In the stressful situation, the same taps in the nucleus accumbens mostly produced fearful responses. The hedonic impact and intake of food is increased by midazolam microinjection into the parabrachial nucleus. Meta-analysis, variation, and the search for brain-based essences in the science of emotion.
Meta‑analysis, Variation, and the Search for Brain‑Based essences in the Science of emotion
Similarly, electrical stimulation of the human medial temporal lobe (Halgren, Walter, Cherlow, & Crandall, 1978) has been shown to produce both pleasure and displeasure, and a recent review of human intracranial electrophysiological recordings reveals that upon stimulation, limbic, paralimbic, and cortical regions produce positive and negative affective responses in various cases (Guillory & Bujarski, 2014). More broadly, many regions in the affective workspace are considered “rich club hubs” (van den Heuvel & Sporns, 2013), meaning they are among the most connected regions of the brain. Consequently, different instances of the same emotion category will be variably represented in the brain, and instances belonging to different emotion categories (or even non-emotional categories such as cognitions or perceptions) will have some degree of similarity to each other.

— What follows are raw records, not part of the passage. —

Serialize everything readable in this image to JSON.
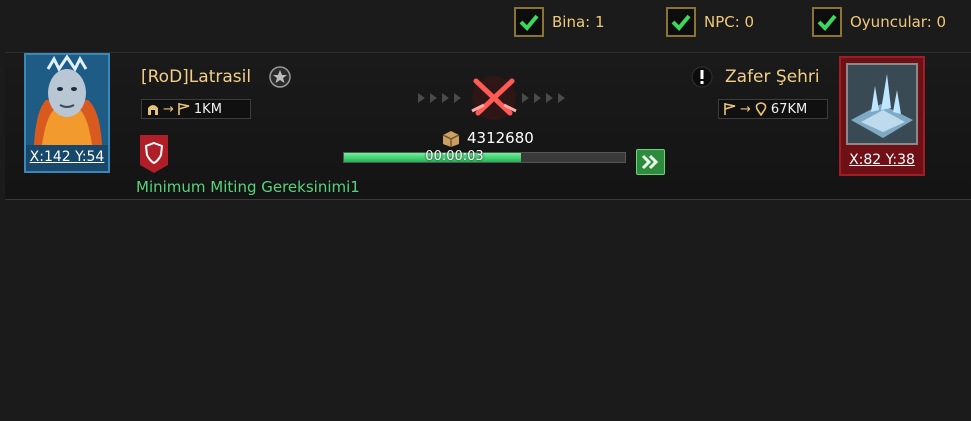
{
  "filters": [
    {
      "label": "Bina: 1",
      "checked": true
    },
    {
      "label": "NPC: 0",
      "checked": true
    },
    {
      "label": "Oyuncular: 0",
      "checked": true
    }
  ],
  "attacker": {
    "name": "[RoD]Latrasil",
    "coords": "X:142 Y:54",
    "distance": "1KM"
  },
  "target": {
    "name": "Zafer Şehri",
    "coords": "X:82 Y:38",
    "distance": "67KM"
  },
  "march": {
    "load": "4312680",
    "timer": "00:00:03",
    "progress": 0.63
  },
  "rally_requirement": "Minimum Miting Gereksinimi1",
  "colors": {
    "accent_gold": "#f2cf88",
    "progress_green": "#33c463",
    "requirement_green": "#56d37a",
    "crossed_swords_red": "#e0413f"
  }
}
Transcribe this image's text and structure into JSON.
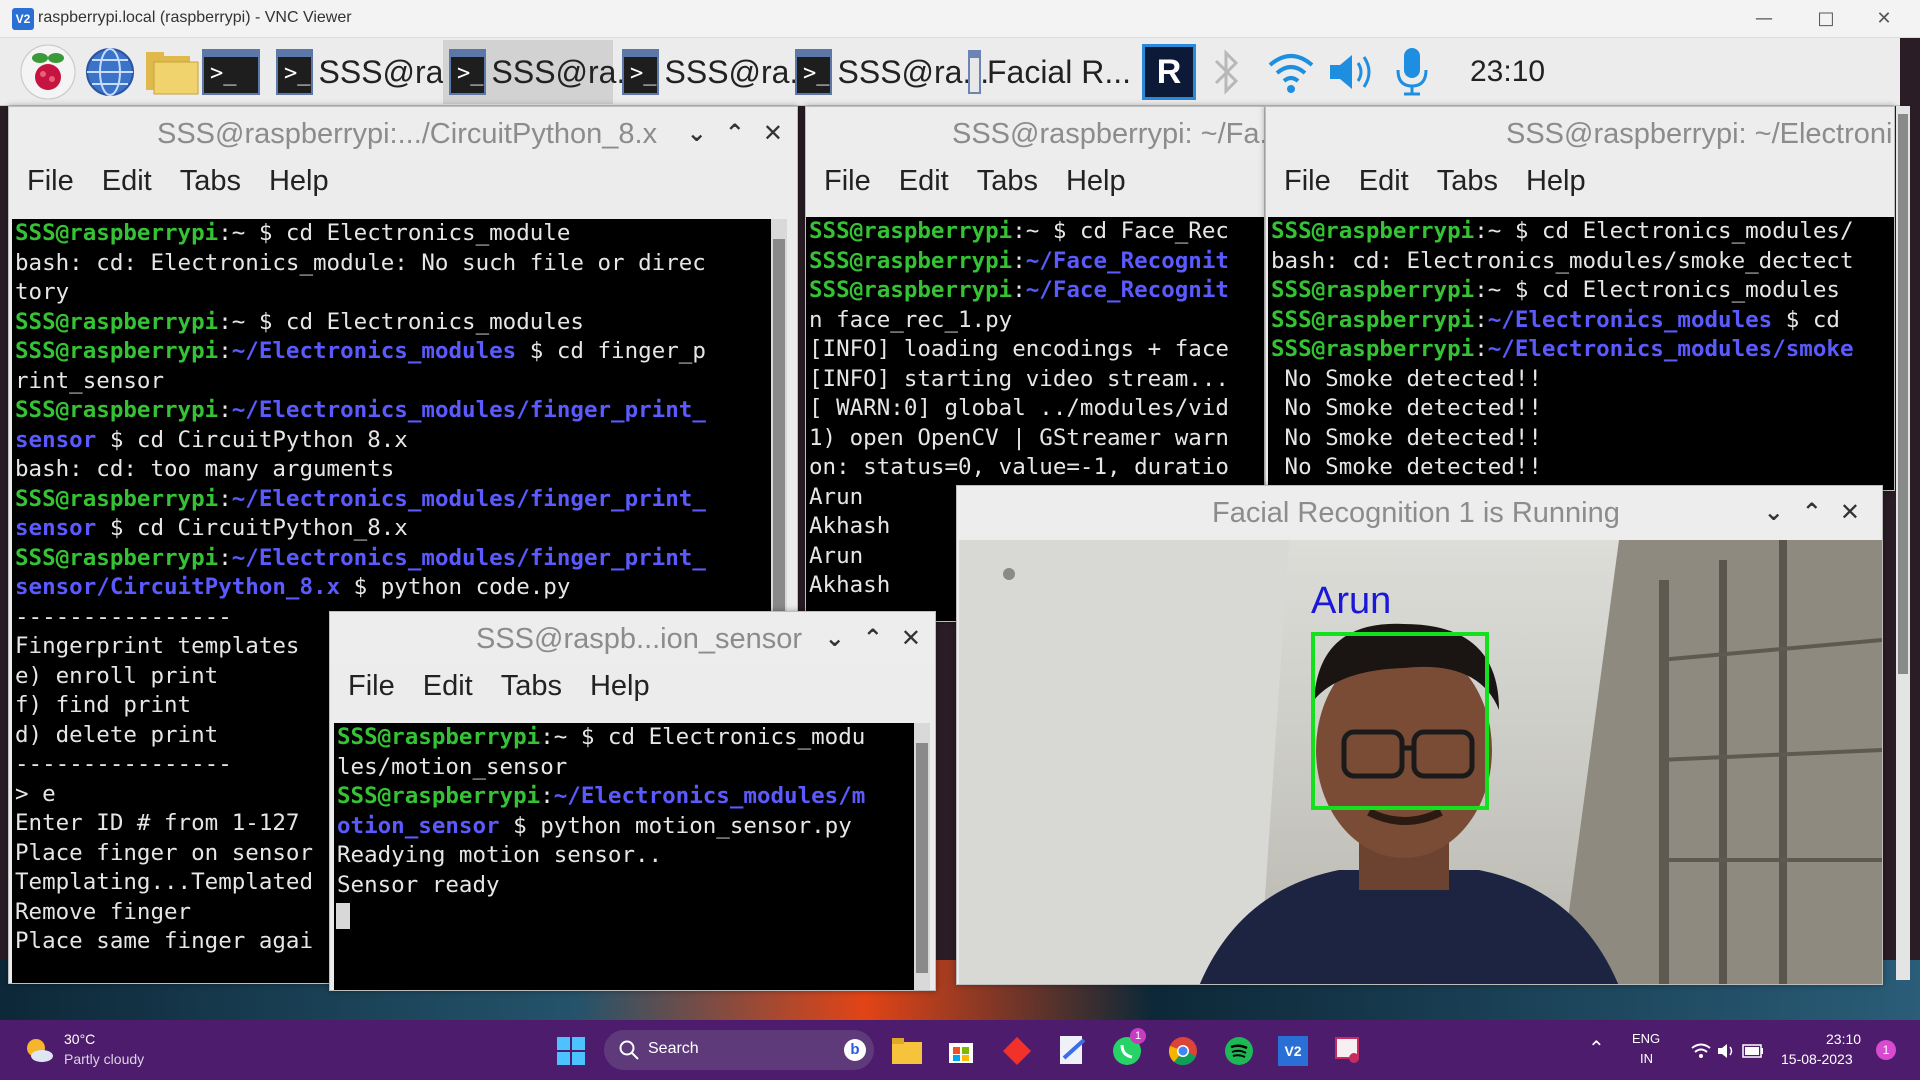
{
  "vnc": {
    "logo": "V2",
    "title": "raspberrypi.local (raspberrypi) - VNC Viewer"
  },
  "pi_taskbar": {
    "tasks": [
      {
        "label": "SSS@ra..."
      },
      {
        "label": "SSS@ra..."
      },
      {
        "label": "SSS@ra..."
      },
      {
        "label": "SSS@ra..."
      },
      {
        "label": "Facial R..."
      }
    ],
    "clock": "23:10"
  },
  "windows": {
    "circuit": {
      "title": "SSS@raspberrypi:.../CircuitPython_8.x",
      "lines": [
        [
          {
            "t": "SSS@raspberrypi",
            "c": "g"
          },
          {
            "t": ":~ $ cd Electronics_module",
            "c": ""
          }
        ],
        [
          {
            "t": "bash: cd: Electronics_module: No such file or direc",
            "c": ""
          }
        ],
        [
          {
            "t": "tory",
            "c": ""
          }
        ],
        [
          {
            "t": "SSS@raspberrypi",
            "c": "g"
          },
          {
            "t": ":~ $ cd Electronics_modules",
            "c": ""
          }
        ],
        [
          {
            "t": "SSS@raspberrypi",
            "c": "g"
          },
          {
            "t": ":",
            "c": ""
          },
          {
            "t": "~/Electronics_modules",
            "c": "b"
          },
          {
            "t": " $ cd finger_p",
            "c": ""
          }
        ],
        [
          {
            "t": "rint_sensor",
            "c": ""
          }
        ],
        [
          {
            "t": "SSS@raspberrypi",
            "c": "g"
          },
          {
            "t": ":",
            "c": ""
          },
          {
            "t": "~/Electronics_modules/finger_print_",
            "c": "b"
          }
        ],
        [
          {
            "t": "sensor",
            "c": "b"
          },
          {
            "t": " $ cd CircuitPython 8.x",
            "c": ""
          }
        ],
        [
          {
            "t": "bash: cd: too many arguments",
            "c": ""
          }
        ],
        [
          {
            "t": "SSS@raspberrypi",
            "c": "g"
          },
          {
            "t": ":",
            "c": ""
          },
          {
            "t": "~/Electronics_modules/finger_print_",
            "c": "b"
          }
        ],
        [
          {
            "t": "sensor",
            "c": "b"
          },
          {
            "t": " $ cd CircuitPython_8.x",
            "c": ""
          }
        ],
        [
          {
            "t": "SSS@raspberrypi",
            "c": "g"
          },
          {
            "t": ":",
            "c": ""
          },
          {
            "t": "~/Electronics_modules/finger_print_",
            "c": "b"
          }
        ],
        [
          {
            "t": "sensor/CircuitPython_8.x",
            "c": "b"
          },
          {
            "t": " $ python code.py",
            "c": ""
          }
        ],
        [
          {
            "t": "----------------",
            "c": ""
          }
        ],
        [
          {
            "t": "Fingerprint templates",
            "c": ""
          }
        ],
        [
          {
            "t": "e) enroll print",
            "c": ""
          }
        ],
        [
          {
            "t": "f) find print",
            "c": ""
          }
        ],
        [
          {
            "t": "d) delete print",
            "c": ""
          }
        ],
        [
          {
            "t": "----------------",
            "c": ""
          }
        ],
        [
          {
            "t": "> e",
            "c": ""
          }
        ],
        [
          {
            "t": "Enter ID # from 1-127",
            "c": ""
          }
        ],
        [
          {
            "t": "Place finger on sensor",
            "c": ""
          }
        ],
        [
          {
            "t": "Templating...Templated",
            "c": ""
          }
        ],
        [
          {
            "t": "Remove finger",
            "c": ""
          }
        ],
        [
          {
            "t": "Place same finger agai",
            "c": ""
          }
        ]
      ]
    },
    "face": {
      "title": "SSS@raspberrypi: ~/Fa...",
      "lines": [
        [
          {
            "t": "SSS@raspberrypi",
            "c": "g"
          },
          {
            "t": ":~ $ cd Face_Rec",
            "c": ""
          }
        ],
        [
          {
            "t": "SSS@raspberrypi",
            "c": "g"
          },
          {
            "t": ":",
            "c": ""
          },
          {
            "t": "~/Face_Recognit",
            "c": "b"
          }
        ],
        [
          {
            "t": "SSS@raspberrypi",
            "c": "g"
          },
          {
            "t": ":",
            "c": ""
          },
          {
            "t": "~/Face_Recognit",
            "c": "b"
          }
        ],
        [
          {
            "t": "n face_rec_1.py",
            "c": ""
          }
        ],
        [
          {
            "t": "[INFO] loading encodings + face",
            "c": ""
          }
        ],
        [
          {
            "t": "[INFO] starting video stream...",
            "c": ""
          }
        ],
        [
          {
            "t": "[ WARN:0] global ../modules/vid",
            "c": ""
          }
        ],
        [
          {
            "t": "1) open OpenCV | GStreamer warn",
            "c": ""
          }
        ],
        [
          {
            "t": "on: status=0, value=-1, duratio",
            "c": ""
          }
        ],
        [
          {
            "t": "Arun",
            "c": ""
          }
        ],
        [
          {
            "t": "Akhash",
            "c": ""
          }
        ],
        [
          {
            "t": "Arun",
            "c": ""
          }
        ],
        [
          {
            "t": "Akhash",
            "c": ""
          }
        ]
      ]
    },
    "smoke": {
      "title": "SSS@raspberrypi: ~/Electroni",
      "lines": [
        [
          {
            "t": "SSS@raspberrypi",
            "c": "g"
          },
          {
            "t": ":~ $ cd Electronics_modules/",
            "c": ""
          }
        ],
        [
          {
            "t": "bash: cd: Electronics_modules/smoke_dectect",
            "c": ""
          }
        ],
        [
          {
            "t": "SSS@raspberrypi",
            "c": "g"
          },
          {
            "t": ":~ $ cd Electronics_modules",
            "c": ""
          }
        ],
        [
          {
            "t": "SSS@raspberrypi",
            "c": "g"
          },
          {
            "t": ":",
            "c": ""
          },
          {
            "t": "~/Electronics_modules",
            "c": "b"
          },
          {
            "t": " $ cd",
            "c": ""
          }
        ],
        [
          {
            "t": "SSS@raspberrypi",
            "c": "g"
          },
          {
            "t": ":",
            "c": ""
          },
          {
            "t": "~/Electronics_modules/smoke",
            "c": "b"
          }
        ],
        [
          {
            "t": " No Smoke detected!!",
            "c": ""
          }
        ],
        [
          {
            "t": " No Smoke detected!!",
            "c": ""
          }
        ],
        [
          {
            "t": " No Smoke detected!!",
            "c": ""
          }
        ],
        [
          {
            "t": " No Smoke detected!!",
            "c": ""
          }
        ]
      ]
    },
    "motion": {
      "title": "SSS@raspb...ion_sensor",
      "lines": [
        [
          {
            "t": "SSS@raspberrypi",
            "c": "g"
          },
          {
            "t": ":~ $ cd Electronics_modu",
            "c": ""
          }
        ],
        [
          {
            "t": "les/motion_sensor",
            "c": ""
          }
        ],
        [
          {
            "t": "SSS@raspberrypi",
            "c": "g"
          },
          {
            "t": ":",
            "c": ""
          },
          {
            "t": "~/Electronics_modules/m",
            "c": "b"
          }
        ],
        [
          {
            "t": "otion_sensor",
            "c": "b"
          },
          {
            "t": " $ python motion_sensor.py",
            "c": ""
          }
        ],
        [
          {
            "t": "Readying motion sensor..",
            "c": ""
          }
        ],
        [
          {
            "t": "Sensor ready",
            "c": ""
          }
        ]
      ]
    },
    "facial": {
      "title": "Facial Recognition 1 is Running",
      "detected_name": "Arun"
    }
  },
  "menu": {
    "file": "File",
    "edit": "Edit",
    "tabs": "Tabs",
    "help": "Help"
  },
  "windows_taskbar": {
    "weather_temp": "30°C",
    "weather_desc": "Partly cloudy",
    "search_label": "Search",
    "lang_top": "ENG",
    "lang_bottom": "IN",
    "time": "23:10",
    "date": "15-08-2023",
    "whatsapp_badge": "1",
    "notification_badge": "1"
  }
}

In other work (Barrett b), we have proposed that the default mode network is one network that forms the core of the active inference process by which the brain perceives and acts on the world. This is logic of the active inference framework for understanding the brain (Barrett & Simmons, 2015). For example, individual differences in the use of regulation strategies are predictive of the experience of positive affect, better interpersonal functioning and general well-being (Gross & John, 2003).
To date, there has only been a systematic investigation of the brain basis of reappraisal as an emotion regulation strategy. A "brain state" refers to the full set of variables that. describe the neural circuits of the brain. Rather, to understand the magnitude of the variability in the brain basis for different instances of valence or emotion, or the similarity between two instances, it is necessary to quantify these instances in terms of brain states.
Large-scale brain networks in affective and social neuroscience: Toward an integrative functional architecture of the brain. The brain basis of positive and negative affect: Evidence from a meta-analysis of the human neuroimaging literature. The independence of affect is context dependent: An integrative model of the relationship between positive and negative affect.
For example, the authors of the meta-analyses published in two editions of the Handbook of Emotion (Cacioppo, Berntson, et al., 2000; Larsen et al., 2008) concluded that motivational tendencies embedded in emotional states show. somewhat consistent ANS pattern. For example, PEP is a chronotropic measure based on the time from left ventricular contraction to aortic valve opening. As such, it is one of the few non-dual innervated targets that solely represents SNS activation.